Winner of the Sanford J. Larson, MD, PhD, Award, Gurpreet Surinder Gandhoke, MD, presented his research, Incidence of Position Related Neuropraxia in 4,489 Consecutive Patients Undergoing Spine Surgery. Role of SSEP Monitoring? during the 2016 American Association of Neurological Surgeons (AANS) Annual Scientific Meeting.
The authors reviewed records of 4,489 consecutive patients undergoing spine surgery at a university hospital. Within this group, there were reported incidence of peripheral nerve injury from positioning. IOM changes related to arm and leg positioning and their sensitivity and specificity predicting the development of a new position-related peripheral nerve injury was calculated. Impact of length of surgery and other variables, including age, sex, BMI, DM, HTN, CAD, CVD and a history of smoking, on the development of a new peripheral nerve injury were defined.

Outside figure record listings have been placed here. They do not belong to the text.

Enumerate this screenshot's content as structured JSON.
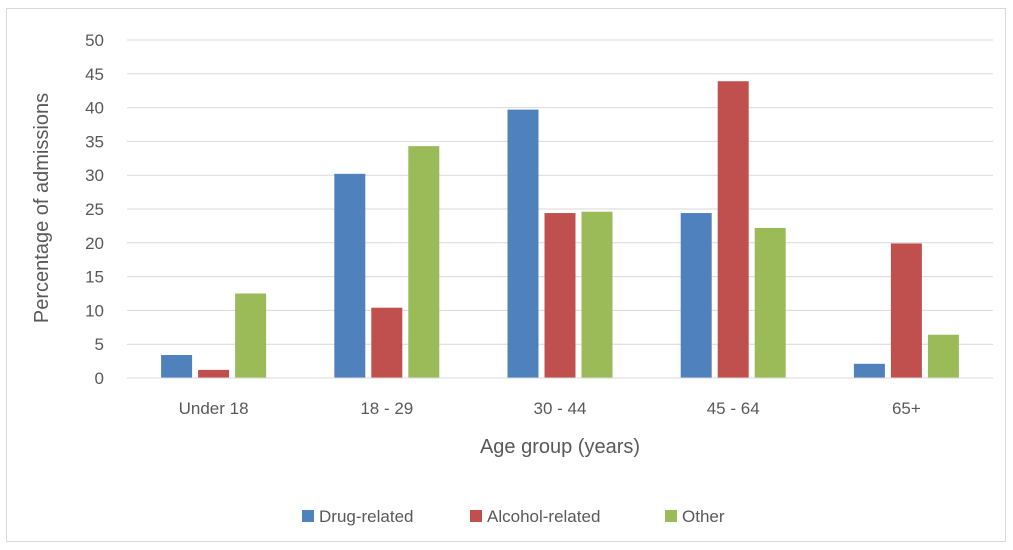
{
  "chart_data": {
    "type": "bar",
    "title": "",
    "xlabel": "Age group (years)",
    "ylabel": "Percentage of admissions",
    "categories": [
      "Under 18",
      "18 - 29",
      "30 - 44",
      "45 - 64",
      "65+"
    ],
    "series": [
      {
        "name": "Drug-related",
        "color": "#4f81bd",
        "values": [
          3.4,
          30.2,
          39.7,
          24.4,
          2.1
        ]
      },
      {
        "name": "Alcohol-related",
        "color": "#c0504d",
        "values": [
          1.2,
          10.4,
          24.4,
          43.9,
          19.9
        ]
      },
      {
        "name": "Other",
        "color": "#9bbb59",
        "values": [
          12.5,
          34.3,
          24.6,
          22.2,
          6.4
        ]
      }
    ],
    "ylim": [
      0,
      50
    ],
    "yticks": [
      0,
      5,
      10,
      15,
      20,
      25,
      30,
      35,
      40,
      45,
      50
    ],
    "grid": true,
    "legend_position": "bottom"
  }
}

The positions were as follows: arms abducted and flexed at the elbow, 64.7 percent; arms tucked at the side, 35 percent; and the lateral position, 0.3 percent. 13 out of 4,489 patients developed a new positioning-related peripheral nerve deficit. 54 percent developed meralgia paresthetica, and 46 percent developed ulnar neuropathy. 72 (1.6 percent) patients developed IOM changes from positioning, and all of these patients underwent a repositioning maneuver. One of these 72 (1.3 percent) developed a new position-related nerve deficit. Of the 98.4 percent of patients who did not develop position-related IOM changes, 0.3 percent developed a new position-related nerve deficit.
Sensitivity of IOM to detect a new position-related nerve deficit was 7.69 percent, and the specificity was 98.41 percent. Neither the length of surgery or any analyzed patient-related variable had a statistically significant impact on the development of a new neuropraxia.
The incidence of a new position-related nerve deficit in spine surgery was less than 0.3 percent. IOM has high specificity and poor sensitivity in detecting a positioning related nerve deficit.